THE STORY OF THE MAKER JOURNAL
The idea for this platform initially spurred out of a frustration for the lack of authenticity and transparency in fashion; what resulted was a collection of stories of some of the most mindful and meticulous creators in fashion at the moment. Here on The Maker journal, we promise you that what you see here are makers who are aware of their supply chains. The independent, small scale makers that we represent on our platform are given the opportunity to document their supply chains
for anyone to access in a groundbreaking way. This is a unique promise that we
are devoted to, and hope will make you want to join the community of open discussion on the processes of making.
The Maker Journal represents everything we discovered on the journey to find the contemporary artisanal designers of today; awareness, experimentation and open-mindedness. It is first and foremost a celebration of the makers, and an appreciation of the plethora of hand making techniques that they utilise in creating naturally imperfect and poetic designs. It is a call for everyone out there, who is overwhelmed and numbed by mass consumption, production and media that want to lead a slower life. It aims to create a community of conscious individuals, who care about the decisions they make with their purchases, cherish the things we buy and to support emerging creatives. The designers featured in this website are ones that care about the environment, and are aware of the ability for fashion to make a difference. We have had eye opening conversations with a variety of gifted designers and learned a lot about all the time and thought that goes into creating just one item of clothing. We have seen delightful crafts and been mesmerised by the love that the people making them have for the process, and been convinced that artisanal techniques have a place in the future of the fashion industry. I hope the content and conversations on The Maker Journal make you feel the same way.
In 2018, The Maker Journal will expand from Singapore to the UK, Australia and Finland. We have our sights set on being global, and want to show that slow fashion has no boundaries; we therefore invite global writers to contribute onto the platform. The Maker Bazaar will launch later on in 2018 as a marketplace with a comprehensive search system for finding slow fashion items.
ABOUT THE FOUNDER
Jennie Barck is a Fashion Journalism graduate from University for the Creative Arts. Originally from Finland, she went to an international high school in Singapore and in her second year of university in London, she did an exchange in Milan at Istituto Europeo Di Design, exposing her to a global outlook on fashion from the get go.
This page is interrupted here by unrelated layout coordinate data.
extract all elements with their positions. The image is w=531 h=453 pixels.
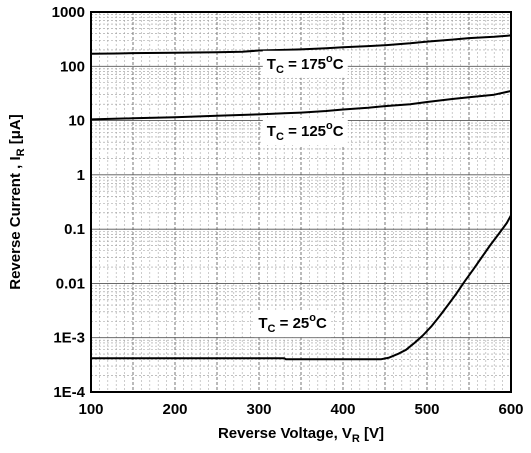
annotation-subscript: C xyxy=(276,64,284,76)
x-tick-label: 200 xyxy=(162,401,187,418)
annotation-subscript: C xyxy=(276,131,284,143)
annotation-value: = 125 xyxy=(284,123,326,140)
y-tick-label: 1E-3 xyxy=(53,330,85,347)
annotation-unit: C xyxy=(316,315,327,332)
y-axis-label-main: Reverse Current , I xyxy=(7,156,24,289)
annotation-value: = 25 xyxy=(275,315,309,332)
y-tick-label: 0.01 xyxy=(56,275,85,292)
annotation-label: TC = 25oC xyxy=(254,310,331,337)
x-axis-label-unit: [V] xyxy=(360,425,384,442)
annotation-unit: C xyxy=(333,123,344,140)
y-axis-label-subscript: R xyxy=(15,148,27,156)
y-axis-label-unit: [μA] xyxy=(7,114,24,148)
y-tick-label: 0.1 xyxy=(64,221,85,238)
annotation-main: T xyxy=(267,123,276,140)
x-tick-label: 400 xyxy=(330,401,355,418)
y-tick-label: 1 xyxy=(77,167,85,184)
x-axis-label-main: Reverse Voltage, V xyxy=(218,425,352,442)
annotation-label: TC = 175oC xyxy=(263,51,348,78)
y-tick-label: 100 xyxy=(60,58,85,75)
annotation-value: = 175 xyxy=(284,56,326,73)
annotation-subscript: C xyxy=(268,323,276,335)
x-tick-label: 300 xyxy=(246,401,271,418)
annotation-unit: C xyxy=(333,56,344,73)
annotation-label: TC = 125oC xyxy=(263,118,348,145)
y-tick-label: 10 xyxy=(68,113,85,130)
annotation-main: T xyxy=(258,315,267,332)
x-tick-label: 500 xyxy=(414,401,439,418)
x-tick-label: 100 xyxy=(78,401,103,418)
x-tick-label: 600 xyxy=(498,401,523,418)
y-tick-label: 1E-4 xyxy=(53,384,85,401)
annotation-main: T xyxy=(267,56,276,73)
x-axis-label-subscript: R xyxy=(352,433,360,445)
y-tick-label: 1000 xyxy=(52,4,85,21)
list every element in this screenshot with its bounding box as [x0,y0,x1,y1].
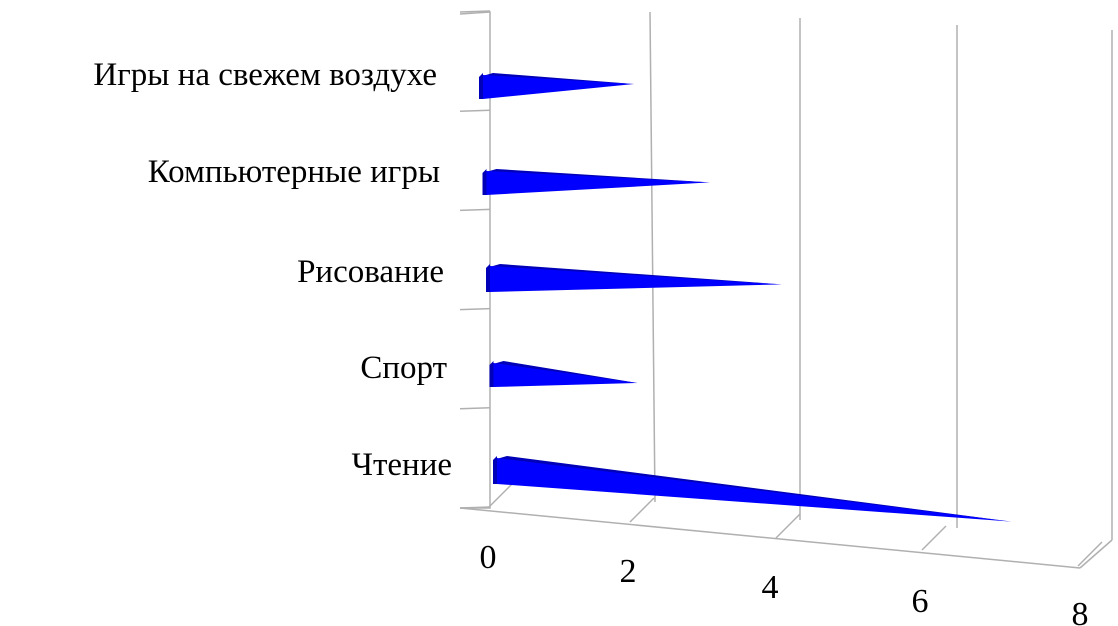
floor-right-edge [1079,539,1113,569]
gridlines [649,11,1113,540]
category-label: Спорт [360,350,447,386]
bar-face [497,458,1012,522]
bar-base [479,73,483,99]
floor-gridline [921,525,947,551]
x-tick-label: 0 [480,539,497,576]
bar-base [486,264,490,292]
bar-base [489,361,494,387]
x-tick-label: 6 [912,583,929,620]
bar-face [490,266,782,292]
category-label: Чтение [352,447,452,483]
bar [479,73,634,99]
floor-gridline [629,497,655,523]
x-tick-label: 4 [762,569,779,606]
bar-top [479,73,634,84]
category-labels: Чтение Спорт Рисование Компьютерные игры Игр… [93,57,452,483]
axes [459,10,1113,569]
x-tick-labels: 0 2 4 6 8 [480,539,1089,626]
bar-top [489,361,638,383]
category-tick [459,109,491,112]
category-tick [459,208,491,212]
floor-gridline [487,483,513,509]
x-axis-line [459,507,1081,569]
x-tick-label: 2 [620,553,637,590]
x-tick-label: 8 [1072,596,1089,626]
bar [489,361,638,387]
bar-face [493,363,638,387]
category-tick [459,407,491,410]
bar-top [493,456,1012,522]
bar [482,169,710,195]
bar-face [483,75,634,99]
bar-base [482,169,487,195]
category-label: Компьютерные игры [148,154,440,190]
category-tick [459,307,491,311]
gridline [649,11,656,503]
category-label: Рисование [297,254,444,290]
category-label: Игры на свежем воздухе [93,57,437,93]
floor-gridline [1077,541,1103,567]
floor-gridline [775,513,801,539]
category-tick [459,10,491,13]
bar [486,264,782,292]
bar [493,456,1012,522]
bar-top [486,264,782,285]
bars [479,73,1012,522]
bar-face [486,171,710,195]
bar-top [482,169,710,183]
bar-base [493,456,497,484]
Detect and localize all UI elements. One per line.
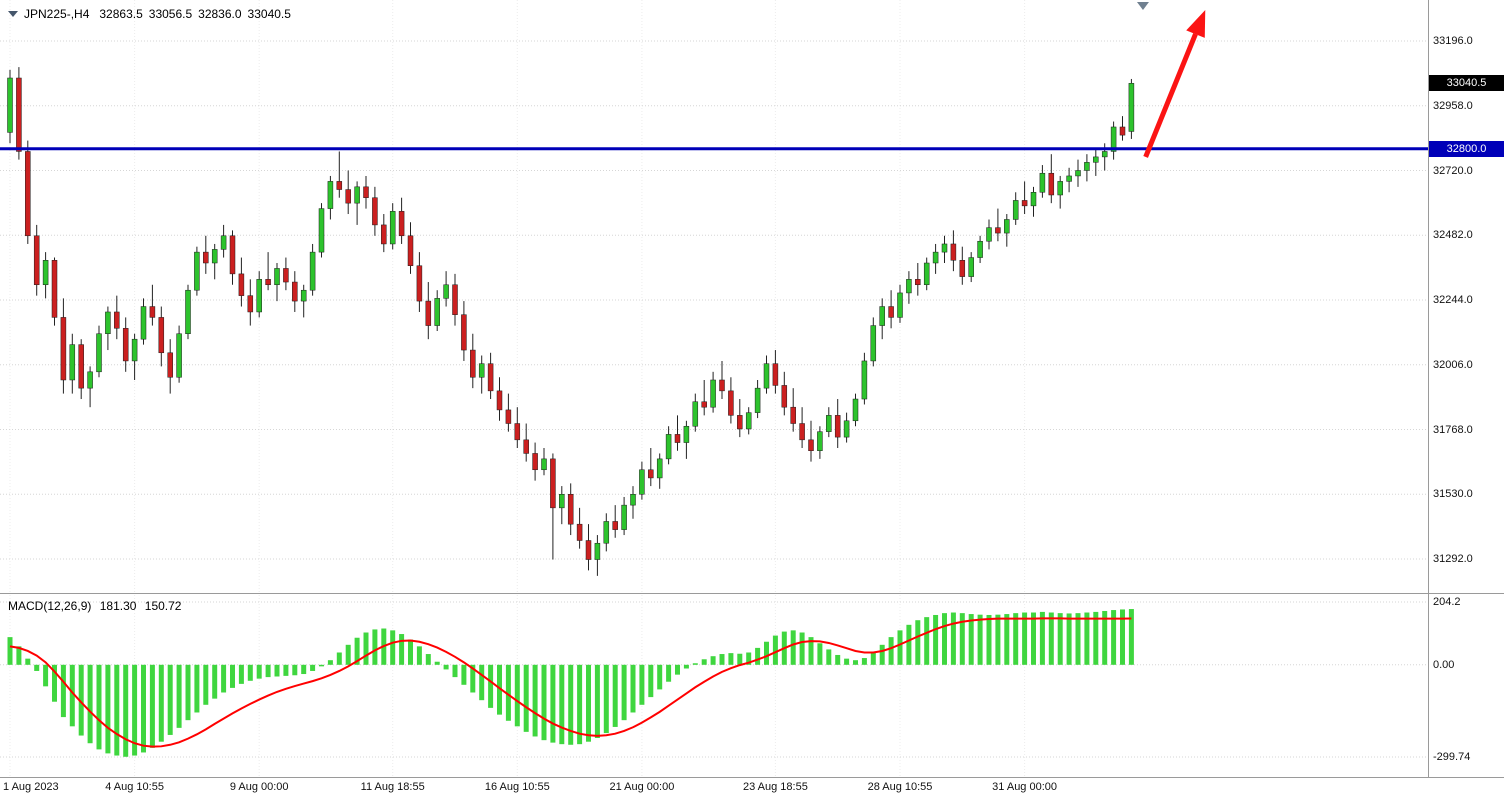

Her interest for ethical fashion has grown slowly through the years. On a fashion course with designer Lucy Pollock, who had worked at Roberto Cavalli and Christian Lacroix, Jennie became enveloped in the world of fashion which she later delved into on a Central Saint Martins course. Always having had an affinity for second hand clothing, her passion for ethical consciousness awakened on her volunteer trip to Cambodia where she discovered enterprises giving jobs to women with PTSD, seeing local crafts and grew through her internship at ethical clothing brand London Ethnic. Being in the middle of the whirlwind fashion scene in London through her internships at PR firm Black Frame and experiences as a journalist for The Upcoming made her realise the negative impacts of the current fashion system first hand. Jennie started researching ethical fashion brands, but at that time there wasn’t much to be found. That didn’t make her give up though, and she pursued her interest further by interviewing ethical designers and exploring sustainability in fashion for university projects, discussing the topic with fashion design students and tutors and keeping up to date with ethical fashion news.
It was in her final year of university that she created the concept for The Maker Journal and published the limited edition print publication. The positive response that she received at that stage pushed her to explore the topic further, and expand it into an all encompassing platform for all. She kept talking to designers, wrote articles for Mochni and Savant magazine and fine tuned the philosophy for The Maker Journal website.